Former Wimbledon champion Pat Cash said the indoor conditions favoured Federer.

"It's an outdoor tournament. Why is the roof closed?" Cash told BBC Radio 5 live.

"The way Roger plays, he swings so hard at the ball and takes it so early, any wind or variation of the ball moving will take it away from him.

"It's why he's one of the best players ever indoors."

Federer said he was "surprised" by the ruling, but that playing indoors did not affect his preparation.

"I was surprised to hear they had the heat rule in place for a night match," said the 36-year-old Swiss. "I never heard that before.

"When I arrived to the courts, I was totally ready to play outdoors. They told me they were thinking it will probably be indoor. Then they kept me posted along the way.

"Half an hour before, we got the word that it's going to be indoors. For me, it doesn't change anything in the preparation, to be honest.

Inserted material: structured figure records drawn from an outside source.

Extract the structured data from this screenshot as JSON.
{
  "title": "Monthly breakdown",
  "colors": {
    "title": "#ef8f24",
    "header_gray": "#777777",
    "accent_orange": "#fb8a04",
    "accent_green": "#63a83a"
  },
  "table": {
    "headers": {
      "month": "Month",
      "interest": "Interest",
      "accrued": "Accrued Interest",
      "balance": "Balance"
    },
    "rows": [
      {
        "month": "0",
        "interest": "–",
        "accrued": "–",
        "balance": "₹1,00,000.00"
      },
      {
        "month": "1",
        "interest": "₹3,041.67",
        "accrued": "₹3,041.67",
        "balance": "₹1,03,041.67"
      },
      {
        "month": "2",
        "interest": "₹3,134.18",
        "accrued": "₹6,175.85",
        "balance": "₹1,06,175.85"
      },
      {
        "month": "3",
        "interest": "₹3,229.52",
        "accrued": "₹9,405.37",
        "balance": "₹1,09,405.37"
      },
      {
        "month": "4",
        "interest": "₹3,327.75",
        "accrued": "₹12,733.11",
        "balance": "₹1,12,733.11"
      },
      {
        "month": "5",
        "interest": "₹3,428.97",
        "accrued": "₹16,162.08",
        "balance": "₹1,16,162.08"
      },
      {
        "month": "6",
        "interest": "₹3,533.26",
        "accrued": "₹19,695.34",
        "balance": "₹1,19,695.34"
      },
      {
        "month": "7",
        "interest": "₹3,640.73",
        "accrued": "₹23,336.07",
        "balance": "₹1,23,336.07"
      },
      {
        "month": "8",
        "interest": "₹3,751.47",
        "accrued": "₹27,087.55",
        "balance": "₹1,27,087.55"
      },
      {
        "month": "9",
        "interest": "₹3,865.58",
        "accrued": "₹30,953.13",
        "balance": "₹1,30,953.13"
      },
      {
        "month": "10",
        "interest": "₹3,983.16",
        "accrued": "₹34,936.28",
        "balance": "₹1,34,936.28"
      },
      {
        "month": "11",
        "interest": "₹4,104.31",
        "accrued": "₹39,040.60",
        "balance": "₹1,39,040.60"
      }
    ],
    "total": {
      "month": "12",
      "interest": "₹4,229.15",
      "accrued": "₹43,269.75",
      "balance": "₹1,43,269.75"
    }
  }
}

I was ready for either."

'I can't believe they've closed the roof'

During the first week of the Grand Slam, players battled through two days of 40C heat fully exposed to the conditions, as organisers declined to invoke the heat policy.

However, the Australian Open said the referee's decision on Sunday was based on "qualified and professional advice from the Bureau of Meteorology and the tournament's chief medical officer" at Melbourne Park.

The humidity at the start of the match, measured using the Wet Bulb Globe Temperature, was 32.6 - exceeding the threshold of 32.5.

"At no other time during the event this year has the WGBT reading reached the threshold," organisers said in a statement.

But it was a decision that was still met with disdain from those watching the final.

"I can't believe they've closed the roof," said British doubles player Jamie Murray on Twitter.

Former British number one Greg Rusedski added: "Absolutely ridiculous that the roof is closed for the Australian Open. Grand Slams are outdoor events. Yes it's hot but the court is under shade and an evening match."

Analysis - 'hard to argue in extreme conditions'

BBC tennis correspondent Russell Fuller

It was an extremely marginal call by the referee to close the roof, but the decision will have been taken in the knowledge that Simona Halep was treated in hospital for dehydration after the women's final.

According to the Australian Bureau of Meteorology, the humidity in Melbourne was significantly lower for the start of the men's final than it had been 24 hours earlier. But it was five degrees hotter - a stifling 37 degrees - when Federer and Cilic got underway.

The index was hovering right on the threshold to trigger the extreme heat policy when the players began their warm up, and therefore the referee was able to exercise his discretion to close the roof.

It was a surprise when the news filtered through ahead of this night time final. It was an advantage for Federer, given his prowess indoors, and he has also benefitted from being able to play six of his seven matches at night in each of the last two years.

But as someone who takes the view that the roof on the three main courts should be closed more readily (and play halted on the outside courts) on these extreme Melbourne days, then it is hard to argue against it when the threshold is finally breached.